Just as plants have the impulse to photosynthesis encoded in every one of their cells, heroes are compelled to heal that which is broken and unite those who have lost their way. In an entropic universe, where our life energy and time is ever-depleting, this mission is promethean.
I suspect that deep down, in the pulsing core of the human spirit, we all have a memory of what it is to be whole. We were once connected to the Mother, floating in timeless unity. The experience of birth must have felt like being cast out of paradise. The assault on the senses, the chaotic and ever-changing faces and landscapes was no doubt exciting, but also terrifying at the same time. Our sovereignty comes at a price, a psychic wound is inflicted that we spend the rest of our lives trying to heal.
Even if you are a rational materialist, convinced that only oblivion awaits us when we are dust and ashes, the drive to reconnect can only be a good thing. Most of the wrong in this world would seem to be born of fragmentation and a failure to honour the interconnected nature of our biosphere. When we embrace our complexity as body-mind beings, we tend to be healthier and happier. When we acknowledge and act as both autonomous and interdependent cells within a larger organism at the same time, we create flourishing communities which are models of symbiotic, rather than parasitic growth.
Ever since I was a kid I have been mesmerised by fractals, patterns of ever-repeating feedback loops. Zoom in or out, and a fractal is recursive, the macro and micro echoing one another infinitely in both directions.

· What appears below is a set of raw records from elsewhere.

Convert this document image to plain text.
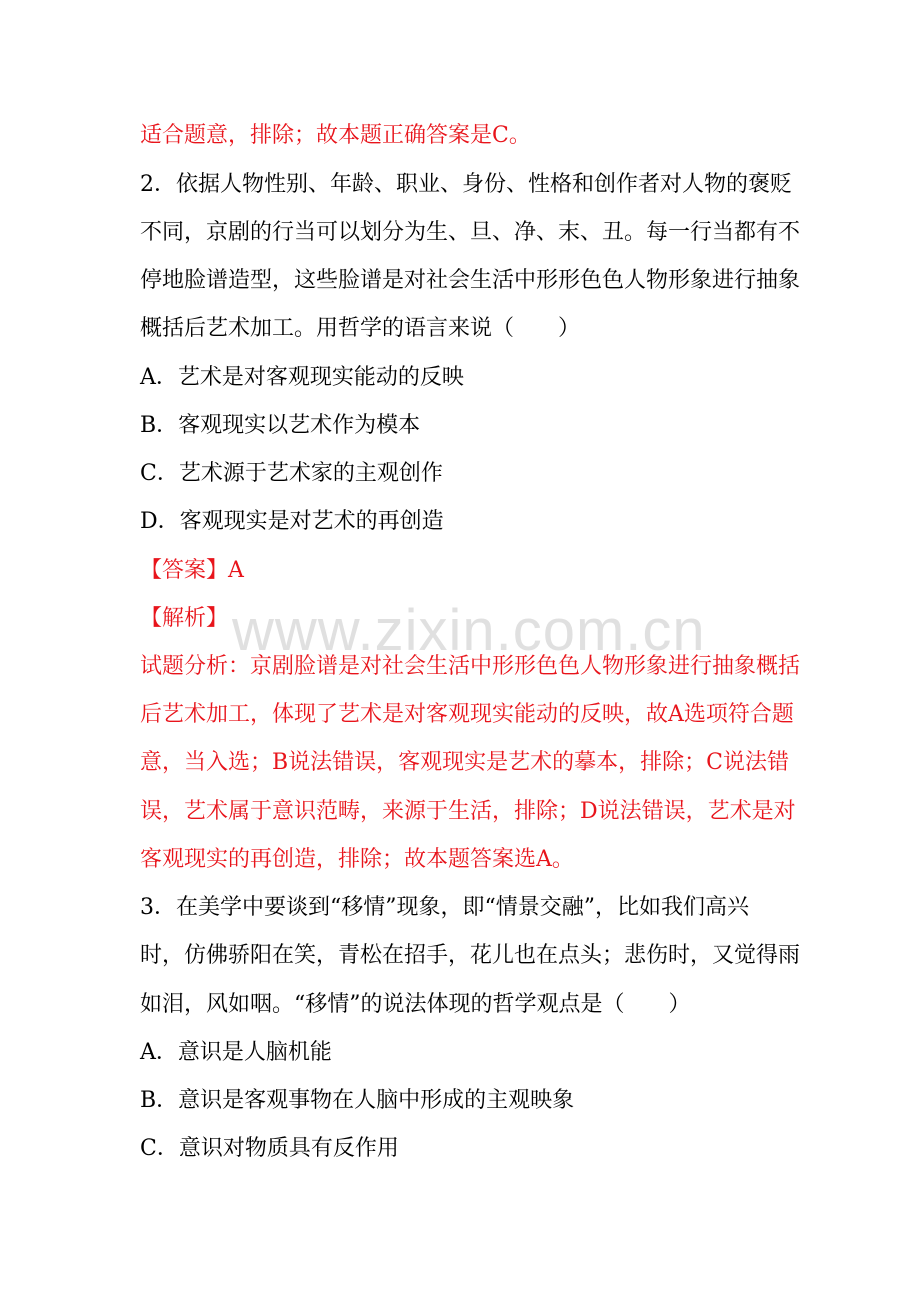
适合题意，排除；故本题正确答案是C。
2．依据人物性别、年龄、职业、身份、性格和创作者对人物的褒贬
不同，京剧的行当可以划分为生、旦、净、末、丑。每一行当都有不
停地脸谱造型，这些脸谱是对社会生活中形形色色人物形象进行抽象
概括后艺术加工。用哲学的语言来说（　　）
A．艺术是对客观现实能动的反映
B．客观现实以艺术作为模本
C．艺术源于艺术家的主观创作
D．客观现实是对艺术的再创造
【答案】A
【解析】
试题分析：京剧脸谱是对社会生活中形形色色人物形象进行抽象概括
后艺术加工，体现了艺术是对客观现实能动的反映，故A选项符合题
意，当入选；B说法错误，客观现实是艺术的摹本，排除；C说法错
误，艺术属于意识范畴，来源于生活，排除；D说法错误，艺术是对
客观现实的再创造，排除；故本题答案选A。
3．在美学中要谈到“移情”现象，即“情景交融”，比如我们高兴
时，仿佛骄阳在笑，青松在招手，花儿也在点头；悲伤时，又觉得雨
如泪，风如咽。“移情”的说法体现的哲学观点是（　　）
A．意识是人脑机能
B．意识是客观事物在人脑中形成的主观映象
C．意识对物质具有反作用
www.zixin.com.cn
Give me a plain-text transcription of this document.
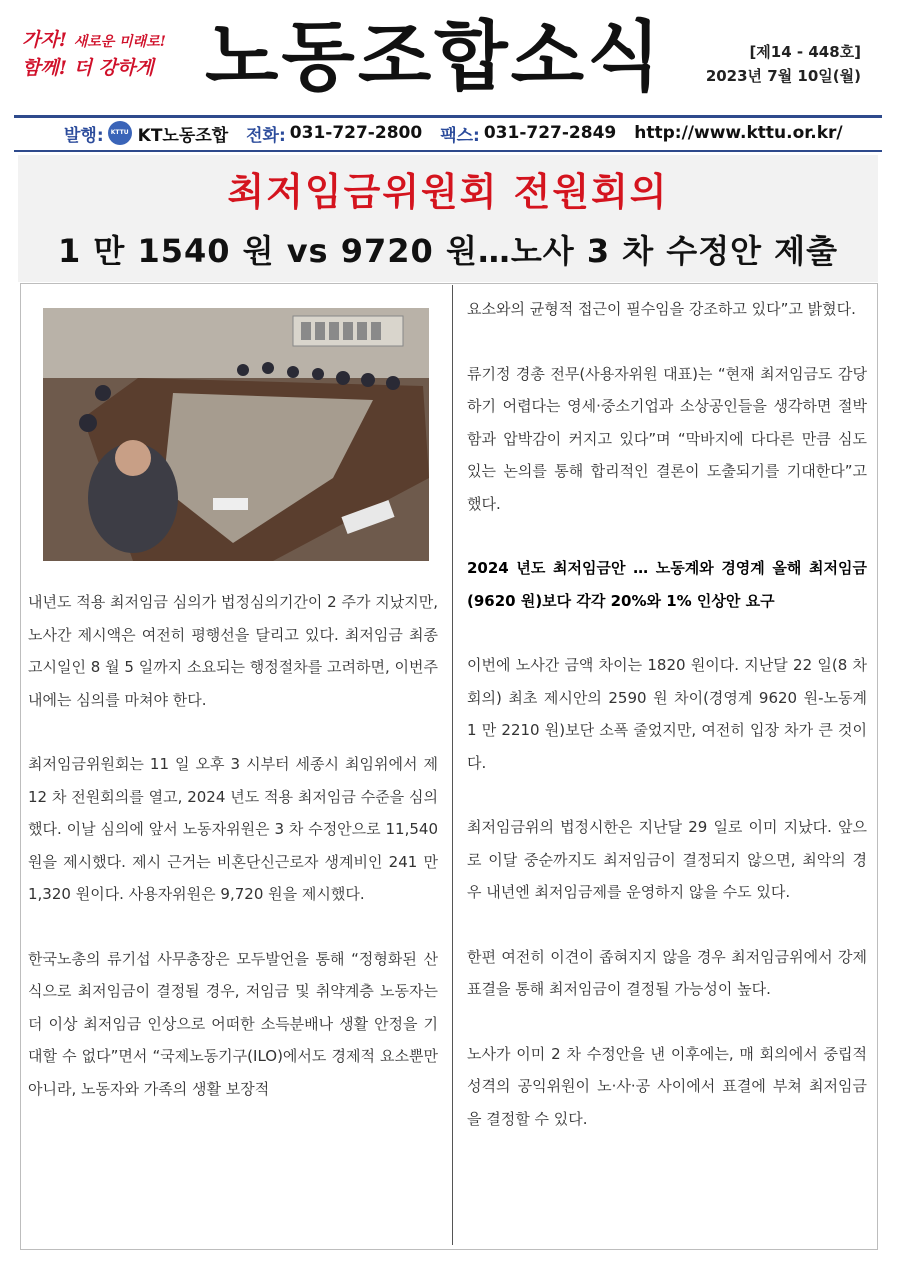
가자! 새로운 미래로!
함께! 더 강하게 노동조합소식	[제14 - 448호]
2023년 7월 10일(월)
발행:	KTTU KT노동조합 전화: 031-727-2800 팩스: 031-727-2849 http://www.kttu.or.kr/
최저임금위원회 전원회의
1 만 1540 원 vs 9720 원…노사 3 차 수정안 제출

내년도 적용 최저임금 심의가 법정심의기간이 2 주가 지났지만, 노사간 제시액은 여전히 평행선을 달리고 있다. 최저임금 최종 고시일인 8 월 5 일까지 소요되는 행정절차를 고려하면, 이번주 내에는 심의를 마쳐야 한다.

최저임금위원회는 11 일 오후 3 시부터 세종시 최임위에서 제 12 차 전원회의를 열고, 2024 년도 적용 최저임금 수준을 심의했다. 이날 심의에 앞서 노동자위원은 3 차 수정안으로 11,540 원을 제시했다. 제시 근거는 비혼단신근로자 생계비인 241 만 1,320 원이다. 사용자위원은 9,720 원을 제시했다.

한국노총의 류기섭 사무총장은 모두발언을 통해 “정형화된 산식으로 최저임금이 결정될 경우, 저임금 및 취약계층 노동자는 더 이상 최저임금 인상으로 어떠한 소득분배나 생활 안정을 기대할 수 없다”면서 “국제노동기구(ILO)에서도 경제적 요소뿐만 아니라, 노동자와 가족의 생활 보장적

요소와의 균형적 접근이 필수임을 강조하고 있다”고 밝혔다.

류기정 경총 전무(사용자위원 대표)는 “현재 최저임금도 감당하기 어렵다는 영세·중소기업과 소상공인들을 생각하면 절박함과 압박감이 커지고 있다”며 “막바지에 다다른 만큼 심도 있는 논의를 통해 합리적인 결론이 도출되기를 기대한다”고 했다.

2024 년도 최저임금안 … 노동계와 경영계 올해 최저임금(9620 원)보다 각각 20%와 1% 인상안 요구

이번에 노사간 금액 차이는 1820 원이다. 지난달 22 일(8 차 회의) 최초 제시안의 2590 원 차이(경영계 9620 원-노동계 1 만 2210 원)보단 소폭 줄었지만, 여전히 입장 차가 큰 것이다.

최저임금위의 법정시한은 지난달 29 일로 이미 지났다. 앞으로 이달 중순까지도 최저임금이 결정되지 않으면, 최악의 경우 내년엔 최저임금제를 운영하지 않을 수도 있다.

한편 여전히 이견이 좁혀지지 않을 경우 최저임금위에서 강제 표결을 통해 최저임금이 결정될 가능성이 높다.

노사가 이미 2 차 수정안을 낸 이후에는, 매 회의에서 중립적 성격의 공익위원이 노·사·공 사이에서 표결에 부쳐 최저임금을 결정할 수 있다.
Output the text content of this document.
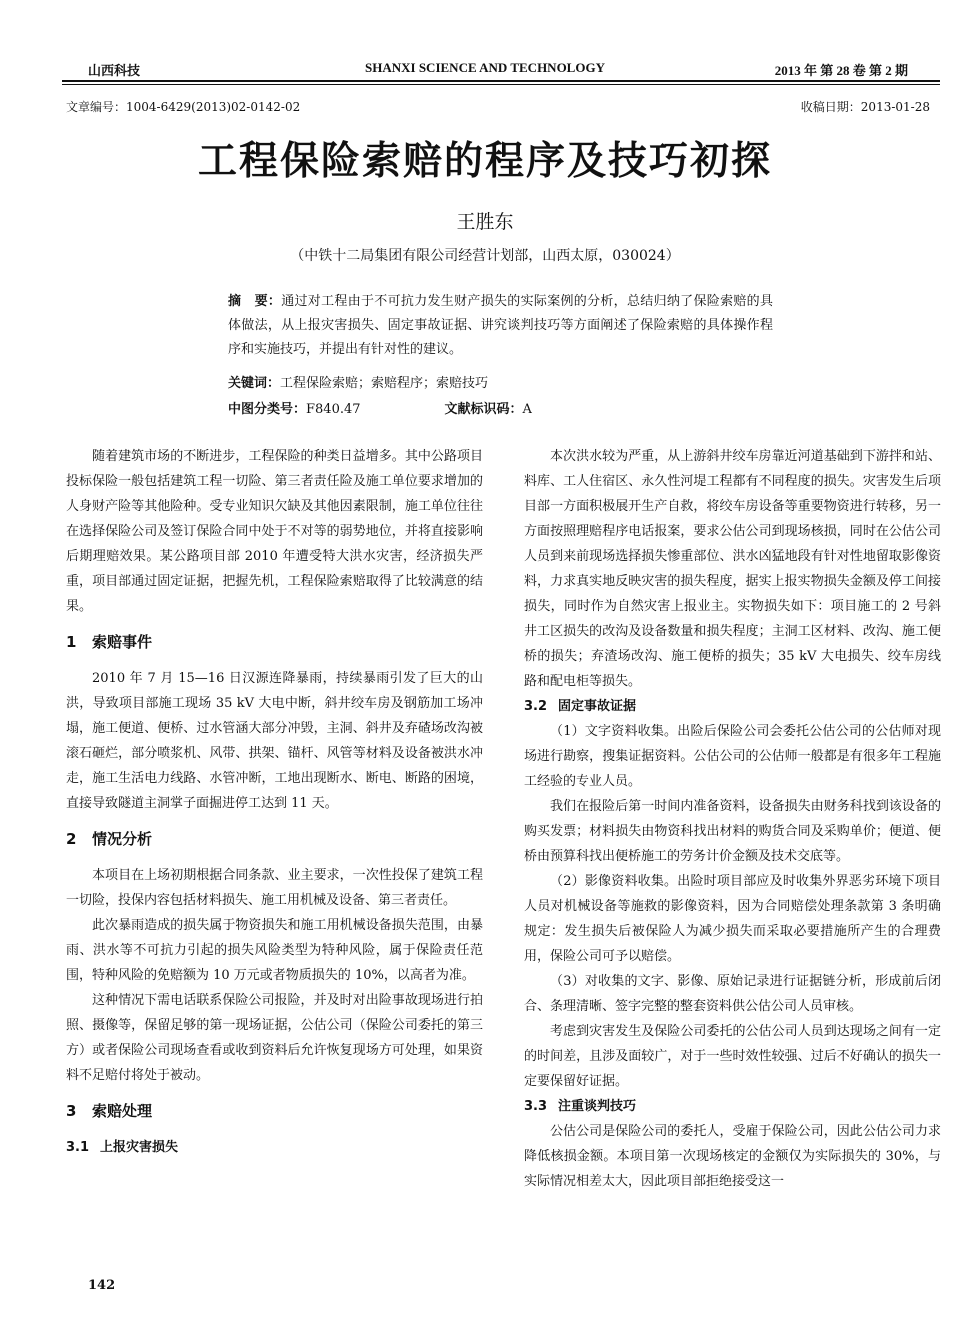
山西科技	SHANXI SCIENCE AND TECHNOLOGY	2013 年 第 28 卷 第 2 期
文章编号：1004-6429(2013)02-0142-02	收稿日期：2013-01-28
工程保险索赔的程序及技巧初探
王胜东
（中铁十二局集团有限公司经营计划部，山西太原，030024）
摘　要：通过对工程由于不可抗力发生财产损失的实际案例的分析，总结归纳了保险索赔的具体做法，从上报灾害损失、固定事故证据、讲究谈判技巧等方面阐述了保险索赔的具体操作程序和实施技巧，并提出有针对性的建议。
关键词：工程保险索赔；索赔程序；索赔技巧
中图分类号：F840.47	文献标识码：A

随着建筑市场的不断进步，工程保险的种类日益增多。其中公路项目投标保险一般包括建筑工程一切险、第三者责任险及施工单位要求增加的人身财产险等其他险种。受专业知识欠缺及其他因素限制，施工单位往往在选择保险公司及签订保险合同中处于不对等的弱势地位，并将直接影响后期理赔效果。某公路项目部 2010 年遭受特大洪水灾害，经济损失严重，项目部通过固定证据，把握先机，工程保险索赔取得了比较满意的结果。

1 索赔事件

2010 年 7 月 15—16 日汉源连降暴雨，持续暴雨引发了巨大的山洪，导致项目部施工现场 35 kV 大电中断，斜井绞车房及钢筋加工场冲塌，施工便道、便桥、过水管涵大部分冲毁，主洞、斜井及弃碴场改沟被滚石砸烂，部分喷浆机、风带、拱架、锚杆、风管等材料及设备被洪水冲走，施工生活电力线路、水管冲断，工地出现断水、断电、断路的困境，直接导致隧道主洞掌子面掘进停工达到 11 天。

2 情况分析

本项目在上场初期根据合同条款、业主要求，一次性投保了建筑工程一切险，投保内容包括材料损失、施工用机械及设备、第三者责任。

此次暴雨造成的损失属于物资损失和施工用机械设备损失范围，由暴雨、洪水等不可抗力引起的损失风险类型为特种风险，属于保险责任范围，特种风险的免赔额为 10 万元或者物质损失的 10%，以高者为准。

这种情况下需电话联系保险公司报险，并及时对出险事故现场进行拍照、摄像等，保留足够的第一现场证据，公估公司（保险公司委托的第三方）或者保险公司现场查看或收到资料后允许恢复现场方可处理，如果资料不足赔付将处于被动。

3 索赔处理
3.1 上报灾害损失

本次洪水较为严重，从上游斜井绞车房靠近河道基础到下游拌和站、料库、工人住宿区、永久性河堤工程都有不同程度的损失。灾害发生后项目部一方面积极展开生产自救，将绞车房设备等重要物资进行转移，另一方面按照理赔程序电话报案，要求公估公司到现场核损，同时在公估公司人员到来前现场选择损失惨重部位、洪水凶猛地段有针对性地留取影像资料，力求真实地反映灾害的损失程度，据实上报实物损失金额及停工间接损失，同时作为自然灾害上报业主。实物损失如下：项目施工的 2 号斜井工区损失的改沟及设备数量和损失程度；主洞工区材料、改沟、施工便桥的损失；弃渣场改沟、施工便桥的损失；35 kV 大电损失、绞车房线路和配电柜等损失。

3.2 固定事故证据

（1）文字资料收集。出险后保险公司会委托公估公司的公估师对现场进行勘察，搜集证据资料。公估公司的公估师一般都是有很多年工程施工经验的专业人员。

我们在报险后第一时间内准备资料，设备损失由财务科找到该设备的购买发票；材料损失由物资科找出材料的购货合同及采购单价；便道、便桥由预算科找出便桥施工的劳务计价金额及技术交底等。

（2）影像资料收集。出险时项目部应及时收集外界恶劣环境下项目人员对机械设备等施救的影像资料，因为合同赔偿处理条款第 3 条明确规定：发生损失后被保险人为减少损失而采取必要措施所产生的合理费用，保险公司可予以赔偿。

（3）对收集的文字、影像、原始记录进行证据链分析，形成前后闭合、条理清晰、签字完整的整套资料供公估公司人员审核。

考虑到灾害发生及保险公司委托的公估公司人员到达现场之间有一定的时间差，且涉及面较广，对于一些时效性较强、过后不好确认的损失一定要保留好证据。

3.3 注重谈判技巧

公估公司是保险公司的委托人，受雇于保险公司，因此公估公司力求降低核损金额。本项目第一次现场核定的金额仅为实际损失的 30%，与实际情况相差太大，因此项目部拒绝接受这一

142
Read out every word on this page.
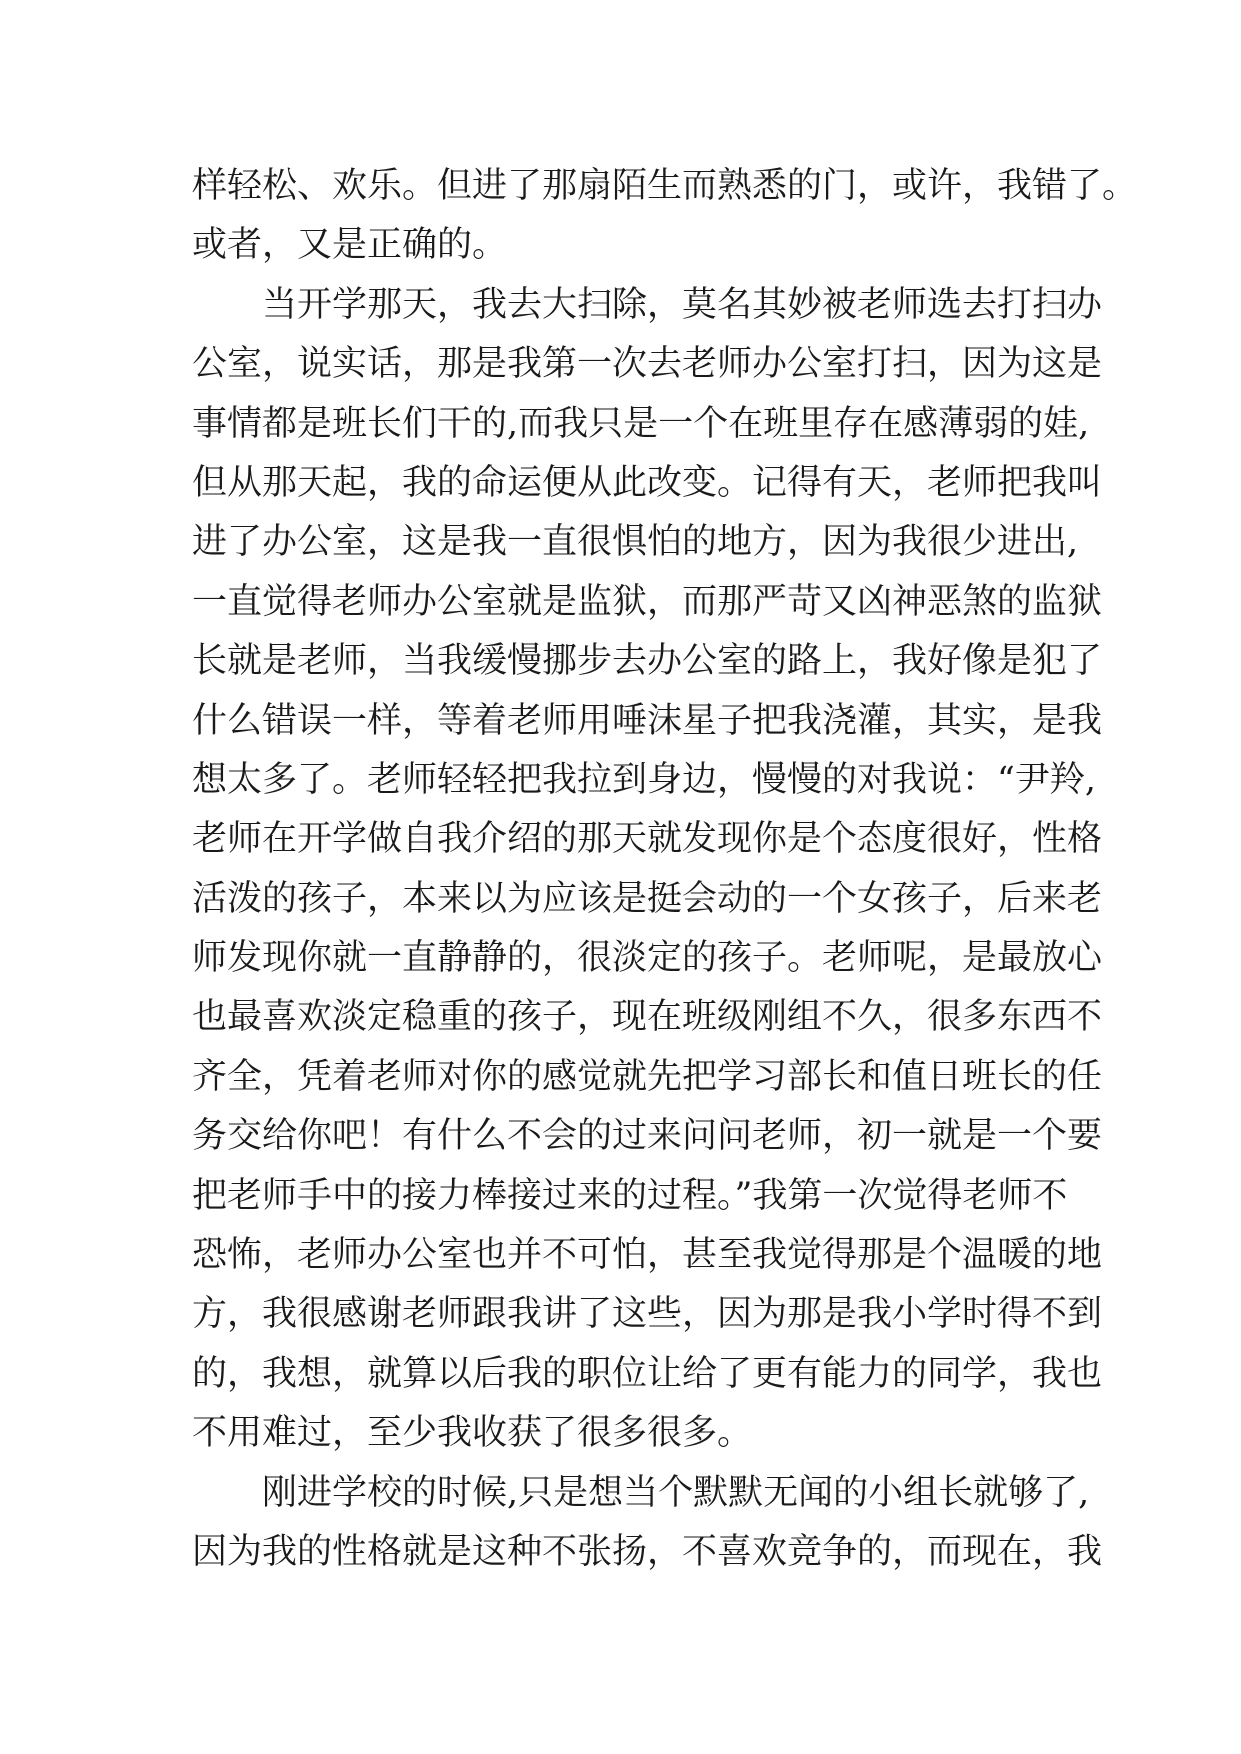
样轻松、欢乐。但进了那扇陌生而熟悉的门，或许，我错了。
或者，又是正确的。
当开学那天，我去大扫除，莫名其妙被老师选去打扫办
公室，说实话，那是我第一次去老师办公室打扫，因为这是
事情都是班长们干的,而我只是一个在班里存在感薄弱的娃,
但从那天起，我的命运便从此改变。记得有天，老师把我叫
进了办公室，这是我一直很惧怕的地方，因为我很少进出,
一直觉得老师办公室就是监狱，而那严苛又凶神恶煞的监狱
长就是老师，当我缓慢挪步去办公室的路上，我好像是犯了
什么错误一样，等着老师用唾沫星子把我浇灌，其实，是我
想太多了。老师轻轻把我拉到身边，慢慢的对我说：“尹羚,
老师在开学做自我介绍的那天就发现你是个态度很好，性格
活泼的孩子，本来以为应该是挺会动的一个女孩子，后来老
师发现你就一直静静的，很淡定的孩子。老师呢，是最放心
也最喜欢淡定稳重的孩子，现在班级刚组不久，很多东西不
齐全，凭着老师对你的感觉就先把学习部长和值日班长的任
务交给你吧！有什么不会的过来问问老师，初一就是一个要
把老师手中的接力棒接过来的过程。”我第一次觉得老师不
恐怖，老师办公室也并不可怕，甚至我觉得那是个温暖的地
方，我很感谢老师跟我讲了这些，因为那是我小学时得不到
的，我想，就算以后我的职位让给了更有能力的同学，我也
不用难过，至少我收获了很多很多。
刚进学校的时候,只是想当个默默无闻的小组长就够了,
因为我的性格就是这种不张扬，不喜欢竞争的，而现在，我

Trees, rivers, coastlines, seashells, hurricanes, they all point to the same idea that dynamic systems are self-reflexive, so why not humans too?
Most of the world's religions and philosophies have some notion that we are reflections of a divine master code or code maker. In Genesis 1:26, God declares "let us make man in our image, in our likeness ". This doctrine of 'Imago dei' is also to be found in the Koran and in the Hermetic tradition, which proposes the universal law - 'As above, so below'.
Such articles of faith do not assume that our creator, should he or she exist, shares our outward appearance, but rather that we are imbued with many of the same attributes, such as free will and the capacity to love unconditionally. If this is the case, it would follow that the more aligned we are with our divine potential, the more likely it will be that we will live in harmony with the rest of creation.
With this in mind, it is perhaps not too much of a stretch to propose that the hero is the highest expression of humanity, a being who lives in service of others, helping us all to reconnect to that which we have lost or forgotten. The heroic impulse is the clarion call of Nature, and perhaps of God, to assemble and remember who, and what we really are.